What every figure on the results panel means, why it's accurate, and the exact line to say when you're explaining it to a client.
Most online calculators are wrong because they work interest out monthly. Real lenders calculate it daily, on what you actually owe that day, then charge the total once a month — exactly as it shows on a bank statement. This calculator uses that same daily method.
So every dollar sitting in the offset is a dollar the client isn't paying interest on — every single day, not just at month end.
Split 1 balance $544,181 − offset $31,600 = $512,581 actually charged interest. That's $88.05 a day. The offset alone saves about $163 in the first month — and that saving grows every month as the offset grows.
"This isn't a rough estimate. It works your interest out the same way your lender does — daily, on your balance minus whatever's in your offset."
As savings build in the offset, one day it equals what's left on the loan. From that moment the client could wipe the loan by emptying the offset — so they're effectively debt-free, even though the loan account still shows a balance.
"You don't have to actually pay it off. The day your offset matches the loan, you're debt-free in every way that matters — and you keep the cash, with full access."
The same loan, compared two ways: run the standard way (principal & interest over the full term, no offset, no extra repayments) versus the client's plan. Both sides use the daily method, so the difference is purely what the offset and repayment strategy saves.

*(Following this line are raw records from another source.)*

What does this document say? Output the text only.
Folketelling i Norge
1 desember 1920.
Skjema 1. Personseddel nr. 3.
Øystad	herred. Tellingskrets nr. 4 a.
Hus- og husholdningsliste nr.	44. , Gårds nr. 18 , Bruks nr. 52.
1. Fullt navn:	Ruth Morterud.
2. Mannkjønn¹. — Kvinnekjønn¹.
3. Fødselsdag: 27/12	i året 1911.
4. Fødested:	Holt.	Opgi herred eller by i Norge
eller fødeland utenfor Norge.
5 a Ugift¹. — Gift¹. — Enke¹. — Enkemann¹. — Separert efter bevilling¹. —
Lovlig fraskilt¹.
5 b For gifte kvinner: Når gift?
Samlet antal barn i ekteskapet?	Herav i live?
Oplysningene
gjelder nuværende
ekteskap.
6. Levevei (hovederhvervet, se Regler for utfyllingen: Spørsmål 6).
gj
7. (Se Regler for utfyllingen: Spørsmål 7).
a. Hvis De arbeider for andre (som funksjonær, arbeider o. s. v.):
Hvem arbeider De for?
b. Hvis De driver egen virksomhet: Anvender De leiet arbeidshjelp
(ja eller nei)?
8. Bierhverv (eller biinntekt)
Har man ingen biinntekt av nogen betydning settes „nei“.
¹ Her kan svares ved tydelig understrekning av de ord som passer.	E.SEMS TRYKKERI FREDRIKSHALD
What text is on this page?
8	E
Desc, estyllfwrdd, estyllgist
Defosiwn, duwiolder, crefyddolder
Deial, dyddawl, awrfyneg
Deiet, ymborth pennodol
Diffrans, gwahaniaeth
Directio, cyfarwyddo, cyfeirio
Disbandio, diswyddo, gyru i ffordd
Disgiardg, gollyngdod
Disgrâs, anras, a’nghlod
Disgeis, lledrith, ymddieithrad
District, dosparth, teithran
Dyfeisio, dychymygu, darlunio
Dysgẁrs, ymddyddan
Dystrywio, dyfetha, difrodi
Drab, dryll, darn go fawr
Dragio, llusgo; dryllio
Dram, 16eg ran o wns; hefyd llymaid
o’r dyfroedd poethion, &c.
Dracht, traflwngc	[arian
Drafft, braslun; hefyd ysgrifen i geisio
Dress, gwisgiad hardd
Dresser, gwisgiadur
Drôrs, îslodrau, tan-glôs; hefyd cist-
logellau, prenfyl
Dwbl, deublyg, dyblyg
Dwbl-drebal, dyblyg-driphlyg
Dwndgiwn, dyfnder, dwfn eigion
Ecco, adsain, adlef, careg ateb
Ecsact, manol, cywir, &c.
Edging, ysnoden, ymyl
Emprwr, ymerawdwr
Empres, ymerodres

The clever part, and the bit worth selling. Once a loan's offset fully covers it, that money would normally just sit idle. Instead the calculator redirects the surplus — plus the repayment that loan no longer needs — into the next loan's offset (the next split on the same property first, then the next property). It models exactly how you'd coach a disciplined client to recycle cashflow across a portfolio.
"Having an offset is good. Using it across your whole portfolio is what saves the big money — once one loan's covered, we point that surplus at the next one so nothing sits idle."
There are two saving numbers on screen. They aren't two separate claims — the redirect benefit is a slice of the total:
| Split | Loan | Effective payoff | Interest saved |
|---|---|---|---|
| 1 · Property 1 | $544,181 | 12 yr 6 mo | $438,410 |
| 2 · Property 1 | $107,000 | 13 yr 10 mo | $55,045 |
| 1 · Property 2 | $557,930 | 18 yr 10 mo | $205,128 |
| Total interest saved | $698,582 | ||
In this example the client only funds an offset on Split 1. As each loan becomes effectively debt-free, that surplus — plus the repayment it no longer needs — is redirected into the offset on the next loan (Split 2, then Split 3). Those offsets fill entirely from the redirect, so every dollar saved on Splits 2 & 3 is the offset-redirect benefit:
"$438k of the saving comes from Split 1's own offset. The other $260k comes from recycling that surplus into the other two loans — money that would otherwise have done nothing."
Stating these builds trust — and pre-empts the “is this real?” question.
"These are projections to compare your options, not a promise. The big variable is rates, which we've held steady so we're comparing like with like."
“Is this just a sales-gimmick number?”
No — interest is calculated daily on balance-minus-offset, the same way the lender does it.
“Do I actually have to pay the loan off early?”
No. ‘Effective payoff’ means your offset covers the balance — you stay in control of the cash and pay no further interest either way.
“What if I dip into the offset?”
The benefit scales with what's in there. Pull money out and that month's saving drops; it's your money and stays flexible — that's the point of an offset over extra repayments.
“Why does the saving keep growing late in the loan?”
Because once each loan is covered, its surplus and its old repayment get redirected to the next one — so the offset never plateaus and the last loan gets hit hardest.